Un concetto molto semplice, questo, che ad alcuni interlocutori distratti sembra complicato. Allora ribatto e parlo della mia esperienza con quella che chiamo legge dell’osmosi. In anni di pratica ho notato che un testo (fatto di parole, ma anche di immagini, elementi grafici) accomuna autore e lettore in quanto soggetti capaci di emozionarsi, prendere posizione e riservare un certo atteggiamento nei confronti del testo stesso. Un modo per sintetizzare questo concetto potrebbe essere: “Se mi emoziono, ti emoziono”. Questo trasferimento di concetti e immagini creative non sorge come per magia, o in base a una non meglio precisata e oscura arte dello scrivere. Accade ogni qualvolta siamo particolarmente bravi a considerare un testo non come un grumo di parole più o meno ordinate, ma come uno spazio di incontro tra soggetti. Come la stanza d’onore in cui vogliamo invitare un amico che ancora non conosciamo. Un amico che rispettiamo, a cui non venderemmo mai bufale od opinioni costruite ad arte e che ha il diritto – se ci concede la sua attenzione – di essere informato, appassionato, conquistato.

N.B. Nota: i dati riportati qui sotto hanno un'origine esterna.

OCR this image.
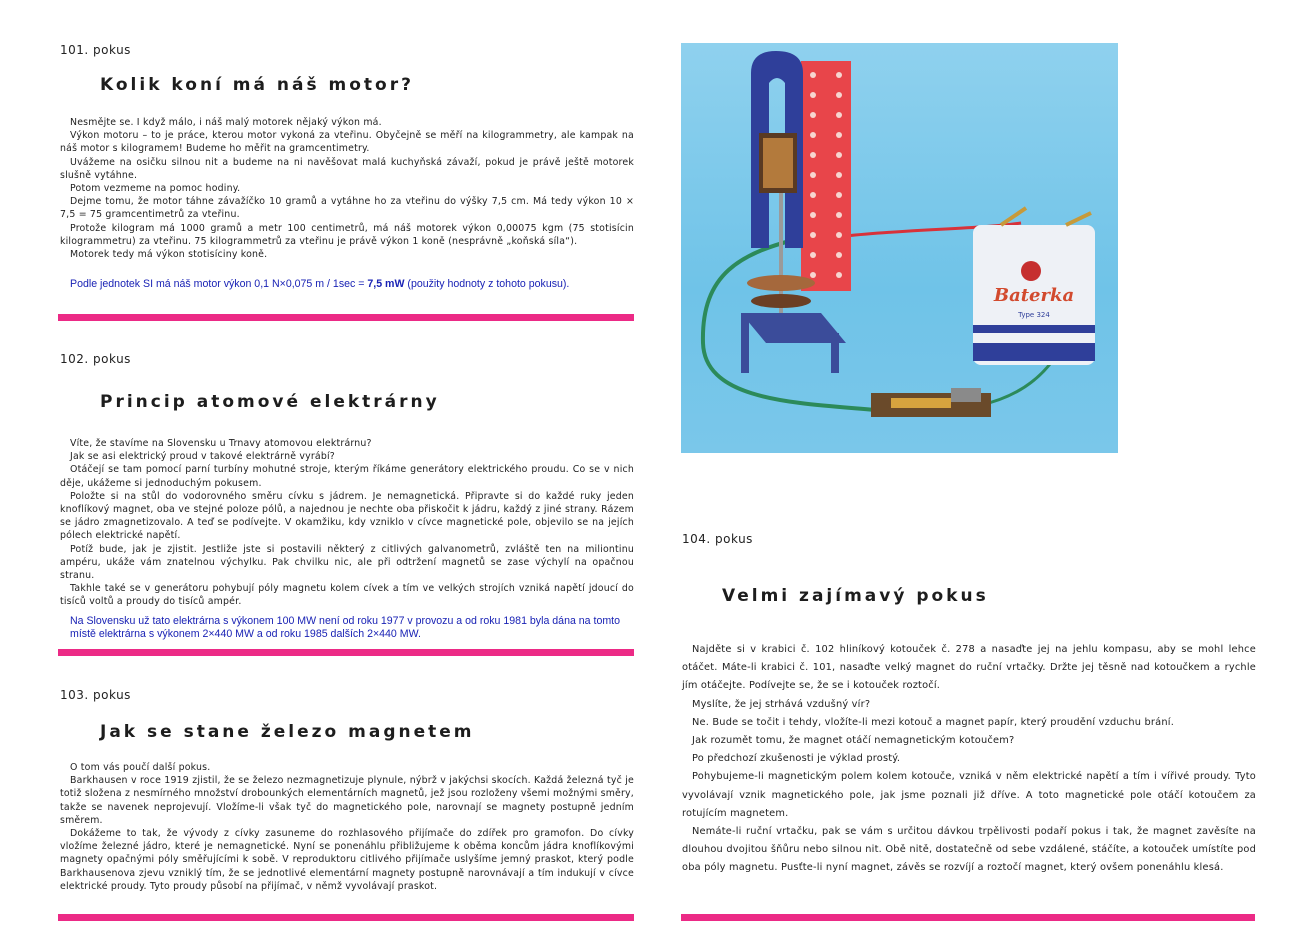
101. pokus
Kolik koní má náš motor?

Nesmějte se. I když málo, i náš malý motorek nějaký výkon má.

Výkon motoru – to je práce, kterou motor vykoná za vteřinu. Obyčejně se měří na kilogrammetry, ale kampak na náš motor s kilogramem! Budeme ho měřit na gramcentimetry.

Uvážeme na osičku silnou nit a budeme na ni navěšovat malá kuchyňská závaží, pokud je právě ještě motorek slušně vytáhne.

Potom vezmeme na pomoc hodiny.

Dejme tomu, že motor táhne závažíčko 10 gramů a vytáhne ho za vteřinu do výšky 7,5 cm. Má tedy výkon 10 × 7,5 = 75 gramcentimetrů za vteřinu.

Protože kilogram má 1000 gramů a metr 100 centimetrů, má náš motorek výkon 0,00075 kgm (75 stotisícin kilogrammetru) za vteřinu. 75 kilogrammetrů za vteřinu je právě výkon 1 koně (nesprávně „koňská síla“).

Motorek tedy má výkon stotisíciny koně.

Podle jednotek SI má náš motor výkon 0,1 N×0,075 m / 1sec = 7,5 mW (použity hodnoty z tohoto pokusu).
102. pokus
Princip atomové elektrárny

Víte, že stavíme na Slovensku u Trnavy atomovou elektrárnu?

Jak se asi elektrický proud v takové elektrárně vyrábí?

Otáčejí se tam pomocí parní turbíny mohutné stroje, kterým říkáme generátory elektrického proudu. Co se v nich děje, ukážeme si jednoduchým pokusem.

Položte si na stůl do vodorovného směru cívku s jádrem. Je nemagnetická. Připravte si do každé ruky jeden knoflíkový magnet, oba ve stejné poloze pólů, a najednou je nechte oba přiskočit k jádru, každý z jiné strany. Rázem se jádro zmagnetizovalo. A teď se podívejte. V okamžiku, kdy vzniklo v cívce magnetické pole, objevilo se na jejích pólech elektrické napětí.

Potíž bude, jak je zjistit. Jestliže jste si postavili některý z citlivých galvanometrů, zvláště ten na miliontinu ampéru, ukáže vám znatelnou výchylku. Pak chvilku nic, ale při odtržení magnetů se zase výchylí na opačnou stranu.

Takhle také se v generátoru pohybují póly magnetu kolem cívek a tím ve velkých strojích vzniká napětí jdoucí do tisíců voltů a proudy do tisíců ampér.

Na Slovensku už tato elektrárna s výkonem 100 MW není od roku 1977 v provozu a od roku 1981 byla dána na tomto místě elektrárna s výkonem 2×440 MW a od roku 1985 dalších 2×440 MW.
103. pokus
Jak se stane železo magnetem

O tom vás poučí další pokus.

Barkhausen v roce 1919 zjistil, že se železo nezmagnetizuje plynule, nýbrž v jakýchsi skocích. Každá železná tyč je totiž složena z nesmírného množství drobounkých elementárních magnetů, jež jsou rozloženy všemi možnými směry, takže se navenek neprojevují. Vložíme-li však tyč do magnetického pole, narovnají se magnety postupně jedním směrem.

Dokážeme to tak, že vývody z cívky zasuneme do rozhlasového přijímače do zdířek pro gramofon. Do cívky vložíme železné jádro, které je nemagnetické. Nyní se ponenáhlu přibližujeme k oběma koncům jádra knoflíkovými magnety opačnými póly směřujícími k sobě. V reproduktoru citlivého přijímače uslyšíme jemný praskot, který podle Barkhausenova zjevu vzniklý tím, že se jednotlivé elementární magnety postupně narovnávají a tím indukují v cívce elektrické proudy. Tyto proudy působí na přijímač, v němž vyvolávají praskot.

Baterka
Type 324
104. pokus
Velmi zajímavý pokus

Najděte si v krabici č. 102 hliníkový kotouček č. 278 a nasaďte jej na jehlu kompasu, aby se mohl lehce otáčet. Máte-li krabici č. 101, nasaďte velký magnet do ruční vrtačky. Držte jej těsně nad kotoučkem a rychle jím otáčejte. Podívejte se, že se i kotouček roztočí.

Myslíte, že jej strhává vzdušný vír?

Ne. Bude se točit i tehdy, vložíte-li mezi kotouč a magnet papír, který proudění vzduchu brání.

Jak rozumět tomu, že magnet otáčí nemagnetickým kotoučem?

Po předchozí zkušenosti je výklad prostý.

Pohybujeme-li magnetickým polem kolem kotouče, vzniká v něm elektrické napětí a tím i vířivé proudy. Tyto vyvolávají vznik magnetického pole, jak jsme poznali již dříve. A toto magnetické pole otáčí kotoučem za rotujícím magnetem.

Nemáte-li ruční vrtačku, pak se vám s určitou dávkou trpělivosti podaří pokus i tak, že magnet zavěsíte na dlouhou dvojitou šňůru nebo silnou nit. Obě nitě, dostatečně od sebe vzdálené, stáčíte, a kotouček umístíte pod oba póly magnetu. Pusťte-li nyní magnet, závěs se rozvíjí a roztočí magnet, který ovšem ponenáhlu klesá.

Diventare copywriter creativo, scrivere per un sito, per un blog o per i Social Media è bellissimo. Perché, da questo punto di vista, significa lavorare con (e per) le persone. Certo, oltre al testo c’è il contesto di ricezione, per non menzionare il fatto che ogni canale possiede precise regole di composizione. Tre concetti valgono sempre: sintesi, efficacia, creatività. Ma la sintesi non è forse figlia della chiarezza con cui esaminiamo un argomento? L’efficacia non deriva forse da quanto crediamo in quanto stiamo dicendo? La creatività non nasce forse dal silenzio e dalla quiete che accompagnano il nostro lavoro quotidiano? E, allora, qual è il limite tra testo e noi stessi?
La scrittura creativa nel Digitale
Mi capita spesso di proporre ai miei studenti una sorta di analogia molto interessante tra scrivere e parlare in pubblico. Si dice infatti che l’efficacia comunicativa di un messaggio verbale dipenda solo per il 7% dalle parole usate e per il 55% dalla comunicazione non verbale o para-verbale. Ritengo che la scrittura (scrittura creativa, scrittura digitale, giornalismo, copywriting vero e proprio) segua uno schema simile per cui il lavoro del copywriter diventa un “atto emotivo”. Logiche di produzione industriale dei contenuti e moltiplicazione digitale delle piattaforme ce l’hanno fatto dimenticare, forse.
Il Digitale ha creato molta confusione in noi professionisti della parola e del byte, al punto che spesso diamo più peso al canale che a ciò che vogliamo o dobbiamo dire. Sono convinto – e ci mancherebbe! – che per realizzare un post per un blog, scrivere un tweet o il testo di accompagnamento di un’immagine da pubblicare su Instagram si debbano seguire regole compositive diverse: ogni mezzo è un territorio unico, e per questo ha schemi di funzionamento propri. Ma se noi, ancor prima di mettere mano alla penna o alla tastiera, ci concentriamo sul messaggio, sul contesto di ricezione e sui valori o bisogni (espliciti o meno) che caratterizzano il destinatario, abbiamo già ridotto la complessità compositiva e compiuto un passo in avanti verso il nostro obiettivo: comunicare, ossia mettere a disposizione dell’altro, in un territorio comune, animati dalla gioia di poterci giocare questa chance nel migliore dei modi e dal privilegio dell’umiltà.
Ecco cos’è la consapevolezza cui parlo nel mio libro: la capacità di considerare la scrittura digitale e il copywriting come una riscoperta progressiva di un territorio in cui l’Io diventa Noi. E, soprattutto, di lavorare sul contenuto con atteggiamento schietto, ricettivo e disposto ad accettare la complessità del medium digitale. Lavorare in silenzio, con rispetto, costanza e allenandoci a guardare laddove molti non osano. Là dove le parole finiscono, e iniziano le Parole.